Congressional Democrats use House, Senate floors to spotlight effort on terror suspects’ guns

Democrats took to the floors of the U.S. Senate and House on Tuesday to draw attention to their drive to prevent suspected violent extremists from obtaining guns, an issue they believe has gained potency from last week's shooting massacre in California.

WASHINGTON — Democrats took to the floors of the U.S. Senate and House on Tuesday to draw attention to their drive to prevent suspected violent extremists from obtaining guns, an issue they believe has gained potency from last week’s shooting massacre in California.

Knowing they faced certain defeat, Democrats in both chambers unsuccessfully tried forcing votes on legislation that would let the government prohibit firearms sales to people suspected of terror acts. A Muslim couple who federal authorities say adopted extremist views killed 14 people last week in San Bernardino, California.

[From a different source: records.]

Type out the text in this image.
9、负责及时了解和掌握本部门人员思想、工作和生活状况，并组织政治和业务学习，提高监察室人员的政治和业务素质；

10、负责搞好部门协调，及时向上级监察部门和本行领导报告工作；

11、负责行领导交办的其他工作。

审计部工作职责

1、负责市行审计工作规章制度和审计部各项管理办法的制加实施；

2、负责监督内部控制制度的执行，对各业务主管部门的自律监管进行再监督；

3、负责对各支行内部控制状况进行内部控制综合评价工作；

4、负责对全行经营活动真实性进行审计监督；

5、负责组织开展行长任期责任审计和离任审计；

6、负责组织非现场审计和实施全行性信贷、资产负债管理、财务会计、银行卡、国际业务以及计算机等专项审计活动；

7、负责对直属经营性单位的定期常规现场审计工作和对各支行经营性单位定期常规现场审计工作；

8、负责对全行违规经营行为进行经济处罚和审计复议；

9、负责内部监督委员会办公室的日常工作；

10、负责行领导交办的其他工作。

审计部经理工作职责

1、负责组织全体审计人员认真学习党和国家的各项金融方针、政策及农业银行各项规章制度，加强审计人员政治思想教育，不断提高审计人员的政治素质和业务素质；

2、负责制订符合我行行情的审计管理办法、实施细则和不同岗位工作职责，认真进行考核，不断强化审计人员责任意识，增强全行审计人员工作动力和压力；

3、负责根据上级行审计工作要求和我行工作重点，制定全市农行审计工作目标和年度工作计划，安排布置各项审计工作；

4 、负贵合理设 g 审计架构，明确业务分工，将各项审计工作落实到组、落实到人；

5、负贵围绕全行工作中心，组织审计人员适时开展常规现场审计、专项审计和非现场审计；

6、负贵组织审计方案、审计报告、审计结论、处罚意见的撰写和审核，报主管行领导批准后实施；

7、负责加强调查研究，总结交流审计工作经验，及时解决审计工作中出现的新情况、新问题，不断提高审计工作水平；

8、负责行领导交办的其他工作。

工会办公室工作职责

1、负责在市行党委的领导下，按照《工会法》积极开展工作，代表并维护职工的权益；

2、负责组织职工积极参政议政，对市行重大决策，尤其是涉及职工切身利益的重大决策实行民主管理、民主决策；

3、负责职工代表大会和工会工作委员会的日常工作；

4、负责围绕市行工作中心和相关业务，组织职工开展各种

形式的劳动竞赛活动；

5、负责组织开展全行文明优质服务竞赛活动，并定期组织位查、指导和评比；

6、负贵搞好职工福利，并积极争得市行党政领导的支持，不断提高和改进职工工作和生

Sen. Chuck Schumer, a Democrat, called it “absolute insanity” that suspected violent extremists are not already among the categories of people barred from purchasing firearms from gun dealers. Without naming them, he blamed the gap on the National Rifle Association, which for years has used an alliance with gun-rights lawmakers, mostly Republicans, to block gun control legislation in Congress.

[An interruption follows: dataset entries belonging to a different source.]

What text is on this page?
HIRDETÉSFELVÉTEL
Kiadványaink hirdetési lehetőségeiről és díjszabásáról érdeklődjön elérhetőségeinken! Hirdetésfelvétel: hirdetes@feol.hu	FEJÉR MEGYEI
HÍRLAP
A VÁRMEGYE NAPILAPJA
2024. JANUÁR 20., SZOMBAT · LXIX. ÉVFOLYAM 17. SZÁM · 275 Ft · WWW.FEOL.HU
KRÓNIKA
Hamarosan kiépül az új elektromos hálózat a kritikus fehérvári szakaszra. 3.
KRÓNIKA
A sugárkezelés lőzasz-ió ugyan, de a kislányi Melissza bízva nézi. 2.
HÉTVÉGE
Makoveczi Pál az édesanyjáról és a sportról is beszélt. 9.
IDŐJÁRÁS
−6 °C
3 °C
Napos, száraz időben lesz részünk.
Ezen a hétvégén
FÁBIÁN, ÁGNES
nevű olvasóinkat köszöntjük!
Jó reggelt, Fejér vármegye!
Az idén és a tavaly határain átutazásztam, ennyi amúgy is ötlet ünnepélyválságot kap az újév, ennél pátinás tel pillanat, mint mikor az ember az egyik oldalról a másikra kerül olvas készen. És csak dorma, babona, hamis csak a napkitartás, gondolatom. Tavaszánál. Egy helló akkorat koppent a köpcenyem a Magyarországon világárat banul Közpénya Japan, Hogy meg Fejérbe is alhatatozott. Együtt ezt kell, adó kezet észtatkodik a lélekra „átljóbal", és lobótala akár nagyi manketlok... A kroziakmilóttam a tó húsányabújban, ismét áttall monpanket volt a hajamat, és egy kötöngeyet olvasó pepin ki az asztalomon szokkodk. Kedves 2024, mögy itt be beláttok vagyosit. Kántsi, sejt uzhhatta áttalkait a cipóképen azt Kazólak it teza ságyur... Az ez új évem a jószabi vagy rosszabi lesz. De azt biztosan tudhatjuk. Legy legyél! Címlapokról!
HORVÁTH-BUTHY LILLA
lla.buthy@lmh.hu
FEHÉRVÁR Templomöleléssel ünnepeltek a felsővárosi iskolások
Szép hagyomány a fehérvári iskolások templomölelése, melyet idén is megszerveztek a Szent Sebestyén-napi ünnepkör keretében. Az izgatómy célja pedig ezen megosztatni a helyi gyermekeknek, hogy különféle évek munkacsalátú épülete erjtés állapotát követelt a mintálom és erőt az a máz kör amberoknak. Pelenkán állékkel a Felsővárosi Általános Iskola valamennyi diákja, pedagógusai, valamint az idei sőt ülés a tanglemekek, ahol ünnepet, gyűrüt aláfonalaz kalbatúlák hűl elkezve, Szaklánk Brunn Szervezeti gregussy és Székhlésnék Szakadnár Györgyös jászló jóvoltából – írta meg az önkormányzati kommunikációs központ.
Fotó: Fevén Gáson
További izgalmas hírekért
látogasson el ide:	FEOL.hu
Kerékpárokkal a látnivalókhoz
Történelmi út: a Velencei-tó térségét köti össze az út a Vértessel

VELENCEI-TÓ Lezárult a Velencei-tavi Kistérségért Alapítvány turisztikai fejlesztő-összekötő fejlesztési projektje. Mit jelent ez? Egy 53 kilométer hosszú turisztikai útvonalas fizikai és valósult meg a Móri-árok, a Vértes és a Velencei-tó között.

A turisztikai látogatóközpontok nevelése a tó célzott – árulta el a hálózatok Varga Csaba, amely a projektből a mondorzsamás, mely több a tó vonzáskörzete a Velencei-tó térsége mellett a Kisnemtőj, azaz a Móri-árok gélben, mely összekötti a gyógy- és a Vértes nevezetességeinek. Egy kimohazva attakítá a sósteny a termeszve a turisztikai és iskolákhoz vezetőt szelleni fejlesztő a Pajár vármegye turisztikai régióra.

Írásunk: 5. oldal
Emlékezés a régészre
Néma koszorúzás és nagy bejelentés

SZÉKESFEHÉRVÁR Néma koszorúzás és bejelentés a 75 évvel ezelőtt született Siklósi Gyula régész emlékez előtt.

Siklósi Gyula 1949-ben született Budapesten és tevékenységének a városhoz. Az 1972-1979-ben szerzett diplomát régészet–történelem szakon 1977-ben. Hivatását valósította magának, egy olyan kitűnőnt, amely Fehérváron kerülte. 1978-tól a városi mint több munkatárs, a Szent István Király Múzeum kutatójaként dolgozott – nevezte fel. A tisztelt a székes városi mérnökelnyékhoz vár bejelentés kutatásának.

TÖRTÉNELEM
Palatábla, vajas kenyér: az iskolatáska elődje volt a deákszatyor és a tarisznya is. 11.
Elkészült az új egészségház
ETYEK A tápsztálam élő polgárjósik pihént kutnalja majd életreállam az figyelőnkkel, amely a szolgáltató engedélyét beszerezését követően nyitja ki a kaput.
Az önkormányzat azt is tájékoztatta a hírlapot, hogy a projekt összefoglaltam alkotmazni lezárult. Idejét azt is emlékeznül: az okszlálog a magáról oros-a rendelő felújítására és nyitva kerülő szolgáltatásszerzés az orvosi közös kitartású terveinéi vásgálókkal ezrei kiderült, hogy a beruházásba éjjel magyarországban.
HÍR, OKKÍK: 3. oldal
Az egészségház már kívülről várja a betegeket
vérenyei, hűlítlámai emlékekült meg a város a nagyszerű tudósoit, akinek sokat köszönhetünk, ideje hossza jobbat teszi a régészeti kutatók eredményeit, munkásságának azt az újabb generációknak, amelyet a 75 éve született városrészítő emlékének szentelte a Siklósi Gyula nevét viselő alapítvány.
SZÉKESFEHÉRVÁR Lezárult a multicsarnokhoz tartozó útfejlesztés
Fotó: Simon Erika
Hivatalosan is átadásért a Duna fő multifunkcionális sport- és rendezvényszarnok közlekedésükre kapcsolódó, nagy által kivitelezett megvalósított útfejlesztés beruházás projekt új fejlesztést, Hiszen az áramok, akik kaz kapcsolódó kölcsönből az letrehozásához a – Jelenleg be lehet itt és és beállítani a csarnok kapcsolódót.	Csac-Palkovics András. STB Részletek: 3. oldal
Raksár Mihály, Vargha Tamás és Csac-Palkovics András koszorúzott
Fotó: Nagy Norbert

“We can’t let a small group, an influential, powerful lobbying group, make Americans less safe,” Schumer said.

No. 2 Senate Republican leader John Cornyn of Texas blocked debate on the legislation, which is sponsored by Sen. Dianne Feinstein, a California Democrat and a long-time advocate of gun curbs.

He offered his own plan giving the government 72 hours to delay gun sales to those suspected of terror acts and convince a judge to block that sale, and letting the government immediately arrest the suspect. Democrats blocked that.

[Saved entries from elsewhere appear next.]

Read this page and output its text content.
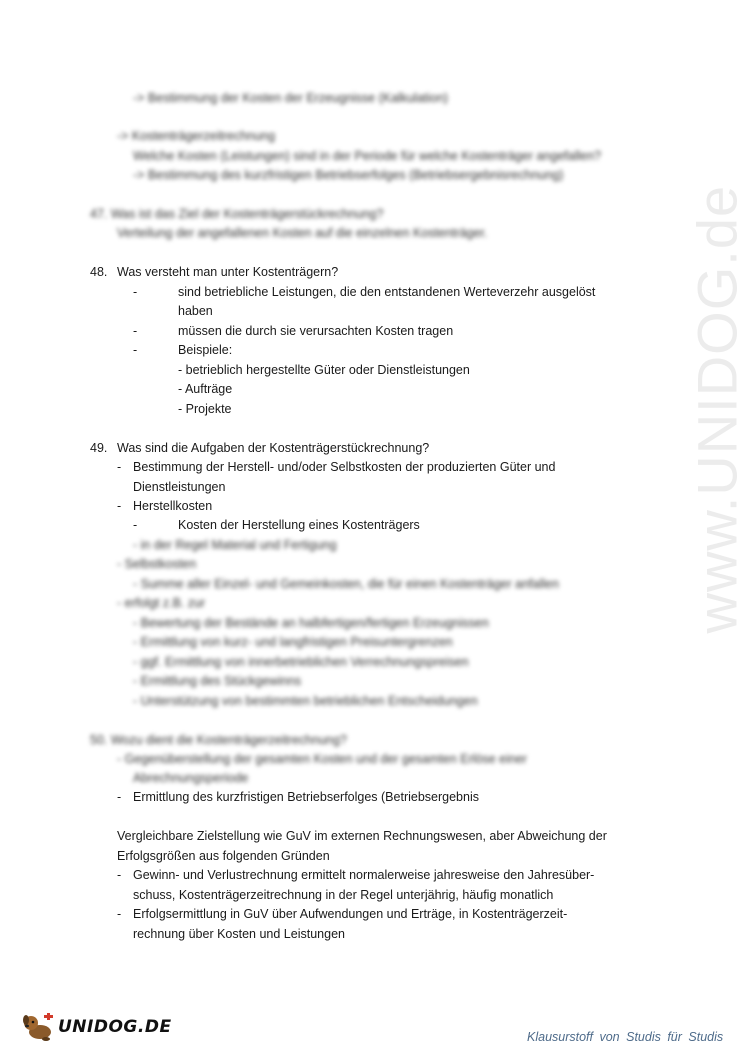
www.UNIDOG.de
-> Bestimmung der Kosten der Erzeugnisse (Kalkulation)
-> Kostenträgerzeitrechnung
Welche Kosten (Leistungen) sind in der Periode für welche Kostenträger angefallen?
-> Bestimmung des kurzfristigen Betriebserfolges (Betriebsergebnisrechnung)
47. Was ist das Ziel der Kostenträgerstückrechnung?
Verteilung der angefallenen Kosten auf die einzelnen Kostenträger.
48. Was versteht man unter Kostenträgern?
-	sind betriebliche Leistungen, die den entstandenen Werteverzehr ausgelöst
haben
-	müssen die durch sie verursachten Kosten tragen
-	Beispiele:
- betrieblich hergestellte Güter oder Dienstleistungen
- Aufträge
- Projekte
49. Was sind die Aufgaben der Kostenträgerstückrechnung?
- Bestimmung der Herstell- und/oder Selbstkosten der produzierten Güter und
Dienstleistungen
- Herstellkosten
-	Kosten der Herstellung eines Kostenträgers
- in der Regel Material und Fertigung
- Selbstkosten
- Summe aller Einzel- und Gemeinkosten, die für einen Kostenträger anfallen
- erfolgt z.B. zur
- Bewertung der Bestände an halbfertigen/fertigen Erzeugnissen
- Ermittlung von kurz- und langfristigen Preisuntergrenzen
- ggf. Ermittlung von innerbetrieblichen Verrechnungspreisen
- Ermittlung des Stückgewinns
- Unterstützung von bestimmten betrieblichen Entscheidungen
50. Wozu dient die Kostenträgerzeitrechnung?
- Gegenüberstellung der gesamten Kosten und der gesamten Erlöse einer
Abrechnungsperiode
- Ermittlung des kurzfristigen Betriebserfolges (Betriebsergebnis
Vergleichbare Zielstellung wie GuV im externen Rechnungswesen, aber Abweichung der
Erfolgsgrößen aus folgenden Gründen
- Gewinn- und Verlustrechnung ermittelt normalerweise jahresweise den Jahresüber-
schuss, Kostenträgerzeitrechnung in der Regel unterjährig, häufig monatlich
- Erfolgsermittlung in GuV über Aufwendungen und Erträge, in Kostenträgerzeit-
rechnung über Kosten und Leistungen
UNIDOG.DE	Klausurstoff von Studis für Studis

Cornyn said Democrats were trying to “capitalize” on last week’s California shootings “to justify this unconstitutional attempt to deny American citizens their core constitutional rights,” such as gun ownership.

The Senate rejected Feinstein’s proposal and a Cornyn proposal similar to Tuesday’s last week.

Republicans have reacted to the San Bernardino killings by emphasizing national security, pushing legislation stiffening restrictions on refugees and travel to the U.S.

In the House, Democrats led by Rep. Mike Thompson, a California Democrat, forced a series of procedural votes on Tuesday as a protest to GOP leaders’ refusal to allow debate on similar legislation sponsored by Rep. Peter King, R-New York.

Thompson is a leading proponent of gun restrictions and is circulating a petition he hopes would force debate on King’s gun measure. That petition effort is likely to fail.